Au-delà des dons en vivres et non-vivres, cette visite s’est voulue un acte de proximité et de réassurance à l’endroit de ménages fragilisés, souvent marqués par les séquelles de la crise post-électorale ou par des pathologies lourdes.

Une solidarité qui s’inscrit dans la durée
À Bingerville, Anyama, Abobo et Treichville, la ministre n’a pas découvert des situations nouvelles : elle est revenue auprès de bénéficiaires déjà suivis par le ministère depuis plusieurs années.

Cette dimension de suivi traduit une volonté claire : faire de la solidarité un processus structuré, et non une réponse ponctuelle à l’urgence. À Bingerville, Mme Packlan Nianbon N’Gweha, victime de la crise post-électorale, continue de bénéficier d’une prise en charge psychologique et d’un accompagnement pour une activité génératrice de revenus. Le soutien financier et les dons reçus lors de cette visite viennent consolider un parcours de reconstruction entamé depuis 2017.
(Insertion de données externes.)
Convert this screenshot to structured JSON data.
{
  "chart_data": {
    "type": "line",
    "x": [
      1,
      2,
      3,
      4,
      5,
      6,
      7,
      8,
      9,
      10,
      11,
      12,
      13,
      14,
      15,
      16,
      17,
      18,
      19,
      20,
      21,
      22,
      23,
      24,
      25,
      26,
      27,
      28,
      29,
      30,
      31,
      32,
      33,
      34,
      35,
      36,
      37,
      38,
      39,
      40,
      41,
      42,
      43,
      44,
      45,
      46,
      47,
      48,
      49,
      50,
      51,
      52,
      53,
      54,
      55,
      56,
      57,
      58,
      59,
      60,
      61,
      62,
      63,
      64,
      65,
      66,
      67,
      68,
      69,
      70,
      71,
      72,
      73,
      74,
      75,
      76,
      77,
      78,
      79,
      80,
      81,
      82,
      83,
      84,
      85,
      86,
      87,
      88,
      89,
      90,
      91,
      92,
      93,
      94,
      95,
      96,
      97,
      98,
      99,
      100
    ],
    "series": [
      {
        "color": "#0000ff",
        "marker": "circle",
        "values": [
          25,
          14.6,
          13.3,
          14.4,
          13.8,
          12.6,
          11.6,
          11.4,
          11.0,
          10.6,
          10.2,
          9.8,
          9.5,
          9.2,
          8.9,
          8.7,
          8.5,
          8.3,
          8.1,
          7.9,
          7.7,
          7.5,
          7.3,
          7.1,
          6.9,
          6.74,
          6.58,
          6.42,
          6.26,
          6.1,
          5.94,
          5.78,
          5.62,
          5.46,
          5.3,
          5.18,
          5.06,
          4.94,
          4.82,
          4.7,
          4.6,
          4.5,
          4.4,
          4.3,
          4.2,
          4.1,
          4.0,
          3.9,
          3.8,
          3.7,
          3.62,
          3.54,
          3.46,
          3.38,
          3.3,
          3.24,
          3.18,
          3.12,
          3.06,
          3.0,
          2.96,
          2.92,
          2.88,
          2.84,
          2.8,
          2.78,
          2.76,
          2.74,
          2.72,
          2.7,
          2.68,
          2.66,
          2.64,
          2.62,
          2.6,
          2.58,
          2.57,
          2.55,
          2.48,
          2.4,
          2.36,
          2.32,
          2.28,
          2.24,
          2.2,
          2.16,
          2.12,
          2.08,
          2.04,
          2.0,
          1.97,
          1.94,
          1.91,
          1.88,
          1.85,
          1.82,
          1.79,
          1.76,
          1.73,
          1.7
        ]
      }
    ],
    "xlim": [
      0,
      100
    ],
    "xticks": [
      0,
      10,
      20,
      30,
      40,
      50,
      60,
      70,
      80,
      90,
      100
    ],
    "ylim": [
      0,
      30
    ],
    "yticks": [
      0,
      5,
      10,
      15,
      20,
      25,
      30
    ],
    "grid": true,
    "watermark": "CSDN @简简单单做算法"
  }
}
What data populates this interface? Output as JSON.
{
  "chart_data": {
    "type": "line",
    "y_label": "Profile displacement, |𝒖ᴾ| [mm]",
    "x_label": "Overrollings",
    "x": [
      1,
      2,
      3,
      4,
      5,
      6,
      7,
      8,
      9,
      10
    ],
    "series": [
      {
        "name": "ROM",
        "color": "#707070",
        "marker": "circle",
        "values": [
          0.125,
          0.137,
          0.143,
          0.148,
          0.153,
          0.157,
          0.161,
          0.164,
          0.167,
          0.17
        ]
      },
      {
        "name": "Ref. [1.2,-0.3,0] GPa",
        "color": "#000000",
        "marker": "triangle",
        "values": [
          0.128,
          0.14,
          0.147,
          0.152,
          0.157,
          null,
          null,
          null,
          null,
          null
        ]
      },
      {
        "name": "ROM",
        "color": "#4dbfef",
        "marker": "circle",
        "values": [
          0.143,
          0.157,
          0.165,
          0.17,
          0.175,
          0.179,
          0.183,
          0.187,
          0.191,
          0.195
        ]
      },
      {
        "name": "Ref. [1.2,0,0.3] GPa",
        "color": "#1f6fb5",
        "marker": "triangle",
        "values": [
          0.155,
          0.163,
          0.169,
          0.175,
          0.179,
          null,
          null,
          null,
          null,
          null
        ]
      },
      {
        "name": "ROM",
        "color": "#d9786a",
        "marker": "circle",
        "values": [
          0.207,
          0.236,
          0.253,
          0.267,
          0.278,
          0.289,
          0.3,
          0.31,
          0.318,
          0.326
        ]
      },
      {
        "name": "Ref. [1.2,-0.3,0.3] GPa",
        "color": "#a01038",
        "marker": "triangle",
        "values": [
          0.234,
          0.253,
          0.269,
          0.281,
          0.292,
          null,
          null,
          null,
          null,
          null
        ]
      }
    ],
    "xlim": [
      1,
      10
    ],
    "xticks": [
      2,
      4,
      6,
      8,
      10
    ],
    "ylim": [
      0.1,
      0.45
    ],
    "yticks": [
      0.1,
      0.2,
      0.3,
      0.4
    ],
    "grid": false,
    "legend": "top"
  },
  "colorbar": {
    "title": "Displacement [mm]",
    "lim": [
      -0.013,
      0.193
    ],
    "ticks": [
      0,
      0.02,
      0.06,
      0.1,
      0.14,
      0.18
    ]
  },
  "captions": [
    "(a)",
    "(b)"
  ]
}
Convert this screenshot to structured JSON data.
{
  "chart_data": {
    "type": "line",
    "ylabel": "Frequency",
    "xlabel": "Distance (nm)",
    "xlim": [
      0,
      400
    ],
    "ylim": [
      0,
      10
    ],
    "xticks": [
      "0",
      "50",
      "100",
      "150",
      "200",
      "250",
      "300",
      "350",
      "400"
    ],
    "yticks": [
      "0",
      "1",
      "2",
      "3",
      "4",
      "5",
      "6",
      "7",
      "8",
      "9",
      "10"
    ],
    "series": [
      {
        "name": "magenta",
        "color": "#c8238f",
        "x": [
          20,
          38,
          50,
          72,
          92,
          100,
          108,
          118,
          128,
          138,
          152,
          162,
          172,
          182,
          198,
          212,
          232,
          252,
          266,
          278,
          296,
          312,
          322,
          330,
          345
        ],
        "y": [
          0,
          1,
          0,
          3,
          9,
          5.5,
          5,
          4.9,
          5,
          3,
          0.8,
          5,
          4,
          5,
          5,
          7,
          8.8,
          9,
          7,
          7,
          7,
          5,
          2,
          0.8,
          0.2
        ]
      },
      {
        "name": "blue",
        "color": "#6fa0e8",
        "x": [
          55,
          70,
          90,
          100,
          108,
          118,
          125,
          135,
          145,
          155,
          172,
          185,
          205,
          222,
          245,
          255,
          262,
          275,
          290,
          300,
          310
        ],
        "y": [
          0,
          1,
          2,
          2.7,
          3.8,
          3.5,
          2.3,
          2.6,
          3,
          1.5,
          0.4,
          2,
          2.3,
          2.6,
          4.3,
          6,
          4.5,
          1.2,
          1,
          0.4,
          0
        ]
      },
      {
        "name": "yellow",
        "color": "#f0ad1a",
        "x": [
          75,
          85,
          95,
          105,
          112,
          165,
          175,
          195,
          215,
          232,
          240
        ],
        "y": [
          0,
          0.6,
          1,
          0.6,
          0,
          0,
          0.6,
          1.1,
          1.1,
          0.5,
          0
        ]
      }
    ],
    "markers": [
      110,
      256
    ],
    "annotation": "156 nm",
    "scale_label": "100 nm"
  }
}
Dans la même commune, Mme Palé Hoho Antoinette, atteinte d’un cancer avancé, poursuit ses chimiothérapies grâce à l’appui conjugué des ministères concernés. L’annonce de la prise en charge de deux de ses enfants pour des formations professionnelles illustre une approche globale : soigner, mais aussi prévenir la précarité intergénérationnelle.

Sans l’aide de Madame la Ministre, je serais restée abandonnée
« Sans l’aide de Madame la Ministre, je serais restée abandonnée », a-t-elle confié avec émotion, soulignant que la solidarité institutionnelle peut redonner espoir là où tout semblait compromis. L’accompagnement comme levier de dignité À Anyama, Mme Diaby Matiendjé, suivie pour un cancer facial, a salué l’élan de solidarité du Gouvernement conduit par le Président Alassane Ouattara. Les dons et l’appui financier reçus viennent soutenir un parcours médical déjà engagé, notamment à travers plusieurs séances de chimiothérapie.

À Abobo, en présence de la Présidente du Sénat et Maire de la commune, Kandia Camara, deux victimes de la crise post-électorale ont bénéficié d’un bon de prise en charge pour 2026, de dons et d’un appui financier. Paraplégiques à la suite de blessures graves, ils incarnent ces vies suspendues que l’action publique tente d’accompagner vers davantage d’autonomie. À Treichville enfin, M. Koné Mohamed, évacué au Maroc pour une intervention chirurgicale, poursuit sa rééducation fonctionnelle. Là encore, la solidarité se traduit par la continuité : maintien de la prise en charge, soutien matériel et accompagnement financier.

Vers une solidarité institutionnalisée
Dans son intervention, Myss Belmonde Dogo a insisté sur la nécessité d’encourager les bénéficiaires à poursuivre leurs traitements, rappelant que l’interruption des soins entraîne souvent une aggravation des situations. Mais au-delà de la dimension médicale, c’est une philosophie de gouvernance sociale qu’elle a défendue. « Notre ambition est claire : faire de la solidarité une véritable institution au service des populations », a-t-elle affirmé.

L’orientation des enfants de Mme Palé vers le ministère de la Formation professionnelle illustre cette volonté d’impliquer l’ensemble de l’appareil étatique dans une chaîne de solidarité intégrée. En consacrant ce Premier Dimanche de la Solidarité à des bénéficiaires déjà suivis, le Gouvernement envoie un signal fort : la cohésion sociale ne se décrète pas, elle se construit dans la constance, la proximité et l’engagement durable auprès des plus vulnérables.